2023年7月15日 ▪ 8 分で読めます
技術は通常どのように普及するのか?どの国が最も暗号資産を利用しているのか?どの国が最も多くの暗号資産保有者を持っているのか?世界で最も取引されている暗号資産は何か?暗号資産は新興市場でより一般的なのか?なぜ暗号資産を使うのか?まとめ

技術は通常どのように普及するのか?

最先端の技術は一般的に裕福な国で生まれ、その後徐々に裕福でない国に広がっていきます。例えばインターネット接続やスマートフォンは、裕福でない国の多くでは利用率が50%未満である一方、シンガポールのような国ではほぼ全員が接続されています。こうした現象は、歴史的にどの国がイノベーションをリードしてきたか、イノベーションを広げる企業が収益性の高い市場を重視することなど、様々な理由によって説明できます。

金融テクノロジーも例外ではありません。ローン、クレジットカード、タップ決済なども裕福な地域で始まり、時間をかけて世界中に広がっていきました。

では、暗号資産もこの流れに従うのでしょうか?他のテクノロジーと異なり、暗号資産はインターネット接続さえあれば地理的な優位性を必要とせず、誰でも利用できます。また、購買力が低い、経済が弱い、または権威主義的な国の場合、特にその実用性が高まることもあります。このような多くの要因により、暗号資産の普及は多くの新しいテクノロジーとは異なり、世界中でより均等に広がっています

どの国が最も暗号資産を利用しているのか?

世界中すべての国で暗号資産の動向を追跡するのは困難ですが、Chainalysisのようなブロックチェーン分析企業は様々な地域でWeb3の普及を測定する方法を開発しています。Chainalysisの年間「グローバル暗号資産普及指数」では、以下の5つの指標によって数百か国の暗号資産利用状況を計測しています:

  1. 中央集権型暗号資産取引所(CEX)における暗号資産総価値: まず、Chainalysisは暗号資産合法国でCoinbaseやBinanceのようなCEXを利用する保有者数を分析します。
  2. CEXでのリテール取引: この2つ目の指標は、1万ドル未満を移動する非機関投資家CEXユーザーの取引活動に注目します。
  3. P2P暗号資産取引量:次に、Chainalysisは各国市民が日常的な取引で暗号資産をどの程度利用しているかを監視します。
  4. DeFiプロトコルで利用される暗号資産額:アナリストは地域ごとにDeFi分野に流入する暗号資産の総数量/保有量に注目します。
  5. DeFiにおけるリテール活動:最後に、Chainalysisは各国の個人トレーダーからdApps(分散型アプリケーション)へ送られた暗号資産量を重視します。
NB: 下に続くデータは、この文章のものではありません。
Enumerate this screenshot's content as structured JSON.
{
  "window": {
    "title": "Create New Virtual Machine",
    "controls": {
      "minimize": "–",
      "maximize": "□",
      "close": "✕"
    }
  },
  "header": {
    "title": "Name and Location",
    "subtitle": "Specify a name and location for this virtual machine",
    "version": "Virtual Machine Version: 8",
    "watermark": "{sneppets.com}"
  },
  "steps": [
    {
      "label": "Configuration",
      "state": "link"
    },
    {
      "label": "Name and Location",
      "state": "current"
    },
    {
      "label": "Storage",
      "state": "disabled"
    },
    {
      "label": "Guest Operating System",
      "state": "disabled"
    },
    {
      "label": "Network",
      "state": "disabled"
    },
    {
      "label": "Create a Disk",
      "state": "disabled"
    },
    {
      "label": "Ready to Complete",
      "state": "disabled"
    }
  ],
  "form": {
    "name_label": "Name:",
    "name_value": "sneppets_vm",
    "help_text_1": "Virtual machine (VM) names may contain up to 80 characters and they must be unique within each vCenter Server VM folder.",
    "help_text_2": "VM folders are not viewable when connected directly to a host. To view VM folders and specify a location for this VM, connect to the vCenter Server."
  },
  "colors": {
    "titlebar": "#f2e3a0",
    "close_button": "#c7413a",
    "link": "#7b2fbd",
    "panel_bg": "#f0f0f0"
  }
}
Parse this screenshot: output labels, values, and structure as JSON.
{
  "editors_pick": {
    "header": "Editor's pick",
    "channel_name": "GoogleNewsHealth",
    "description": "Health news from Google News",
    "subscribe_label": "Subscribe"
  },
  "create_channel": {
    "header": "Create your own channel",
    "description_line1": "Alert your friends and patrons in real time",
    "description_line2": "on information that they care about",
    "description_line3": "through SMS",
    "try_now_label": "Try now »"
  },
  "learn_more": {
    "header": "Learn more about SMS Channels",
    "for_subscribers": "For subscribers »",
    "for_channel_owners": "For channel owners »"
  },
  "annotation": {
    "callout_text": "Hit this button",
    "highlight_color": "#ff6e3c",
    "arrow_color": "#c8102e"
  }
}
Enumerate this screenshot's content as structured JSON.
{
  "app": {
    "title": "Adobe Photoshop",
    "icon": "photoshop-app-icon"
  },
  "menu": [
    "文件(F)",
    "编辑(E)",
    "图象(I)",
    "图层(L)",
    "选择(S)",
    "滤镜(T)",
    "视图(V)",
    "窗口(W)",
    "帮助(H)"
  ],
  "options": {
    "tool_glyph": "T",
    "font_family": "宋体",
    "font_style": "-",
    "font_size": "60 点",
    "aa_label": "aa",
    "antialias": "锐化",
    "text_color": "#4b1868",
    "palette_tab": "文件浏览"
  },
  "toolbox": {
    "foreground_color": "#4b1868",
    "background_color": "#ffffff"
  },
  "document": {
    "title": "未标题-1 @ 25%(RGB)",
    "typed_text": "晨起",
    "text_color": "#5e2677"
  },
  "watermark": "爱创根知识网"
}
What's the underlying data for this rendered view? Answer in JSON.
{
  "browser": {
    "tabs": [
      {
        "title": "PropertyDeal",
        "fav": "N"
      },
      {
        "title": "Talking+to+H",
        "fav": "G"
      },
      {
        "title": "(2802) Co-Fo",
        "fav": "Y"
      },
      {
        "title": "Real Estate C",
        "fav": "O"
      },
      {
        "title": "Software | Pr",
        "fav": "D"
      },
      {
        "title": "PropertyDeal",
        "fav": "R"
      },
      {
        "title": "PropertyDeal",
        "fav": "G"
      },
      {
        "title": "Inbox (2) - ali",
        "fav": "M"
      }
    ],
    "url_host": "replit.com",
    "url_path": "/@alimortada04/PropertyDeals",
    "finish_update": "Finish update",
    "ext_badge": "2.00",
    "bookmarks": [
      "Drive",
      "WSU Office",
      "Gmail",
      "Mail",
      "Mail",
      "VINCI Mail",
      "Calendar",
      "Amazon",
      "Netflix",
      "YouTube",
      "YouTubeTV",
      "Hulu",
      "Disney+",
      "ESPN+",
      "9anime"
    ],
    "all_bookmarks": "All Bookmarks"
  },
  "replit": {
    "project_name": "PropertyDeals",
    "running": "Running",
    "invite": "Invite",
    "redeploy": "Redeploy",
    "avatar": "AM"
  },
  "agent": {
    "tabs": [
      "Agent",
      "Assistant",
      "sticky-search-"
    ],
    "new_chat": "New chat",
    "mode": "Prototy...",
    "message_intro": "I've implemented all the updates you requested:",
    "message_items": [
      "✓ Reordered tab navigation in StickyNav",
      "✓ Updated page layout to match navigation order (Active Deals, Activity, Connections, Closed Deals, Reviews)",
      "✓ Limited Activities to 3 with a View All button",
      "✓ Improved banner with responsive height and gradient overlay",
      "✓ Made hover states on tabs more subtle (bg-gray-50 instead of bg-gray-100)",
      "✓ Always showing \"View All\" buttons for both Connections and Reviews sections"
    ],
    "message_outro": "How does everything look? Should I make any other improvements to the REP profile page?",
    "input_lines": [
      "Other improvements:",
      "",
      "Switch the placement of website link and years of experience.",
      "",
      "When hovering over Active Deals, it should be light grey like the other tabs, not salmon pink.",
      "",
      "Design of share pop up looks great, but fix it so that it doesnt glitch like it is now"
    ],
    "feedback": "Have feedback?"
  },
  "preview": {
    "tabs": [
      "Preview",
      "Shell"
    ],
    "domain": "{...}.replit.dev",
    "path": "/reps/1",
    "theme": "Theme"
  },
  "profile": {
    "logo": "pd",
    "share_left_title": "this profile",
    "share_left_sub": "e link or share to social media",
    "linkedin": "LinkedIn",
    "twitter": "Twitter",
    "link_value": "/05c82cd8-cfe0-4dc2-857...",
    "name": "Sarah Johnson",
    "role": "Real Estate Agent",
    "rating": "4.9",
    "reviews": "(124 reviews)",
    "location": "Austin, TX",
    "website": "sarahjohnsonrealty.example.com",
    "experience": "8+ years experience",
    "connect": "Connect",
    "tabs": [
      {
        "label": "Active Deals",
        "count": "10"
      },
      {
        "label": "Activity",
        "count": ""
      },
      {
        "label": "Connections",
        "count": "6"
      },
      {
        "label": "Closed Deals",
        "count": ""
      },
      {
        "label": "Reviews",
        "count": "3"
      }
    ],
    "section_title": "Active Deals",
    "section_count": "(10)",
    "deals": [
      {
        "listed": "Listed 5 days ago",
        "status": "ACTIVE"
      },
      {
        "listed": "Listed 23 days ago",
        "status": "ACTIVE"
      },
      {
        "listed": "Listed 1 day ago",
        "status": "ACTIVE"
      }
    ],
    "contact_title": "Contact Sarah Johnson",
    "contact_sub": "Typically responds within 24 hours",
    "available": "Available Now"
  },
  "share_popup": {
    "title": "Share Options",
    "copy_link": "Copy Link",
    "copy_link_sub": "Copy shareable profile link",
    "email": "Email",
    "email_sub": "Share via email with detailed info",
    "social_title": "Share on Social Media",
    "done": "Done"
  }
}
Chainalysisはすべての調査結果を「購買力平価(PPP)」基準で評価しており、これは各国市民の平均的な購買力を考慮しています。PPPスコアが低いほど、その国の平均的な住民が自由に使える所得は少ないことを示します。

Chainalysisは、PPPスコアが低い国に重点を置くことで、どの層が収入の大部分を暗号資産に割り当てているかをより正確に評価しました。これらの住民はドル換算で多額の投資をしているわけではありませんが、純資産に占める暗号資産の割合は高い傾向にあります。

Chainalysisは2022年、以下の10カ国が暗号資産の普及率で最も高いことを発見しました(降順):

  1. ベトナム
  2. フィリピン
  3. ウクライナ
  4. インド
  5. アメリカ
  6. パキスタン
  7. ブラジル
  8. タイ
  9. ロシア
  10. 中国

ベトナムが暗号資産普及で最も優勢な国として登場したのはこれが初めてではありません。実際、ベトナムはChainalysisの2021年グローバル暗号資産普及指数でもトップの座を獲得しました。調査の著者らは、ベトナムで暗号資産が関心を集めている主な理由として、Play-to-Earn(P2E)型ゲームやNFT(非代替性トークン)の影響を挙げています。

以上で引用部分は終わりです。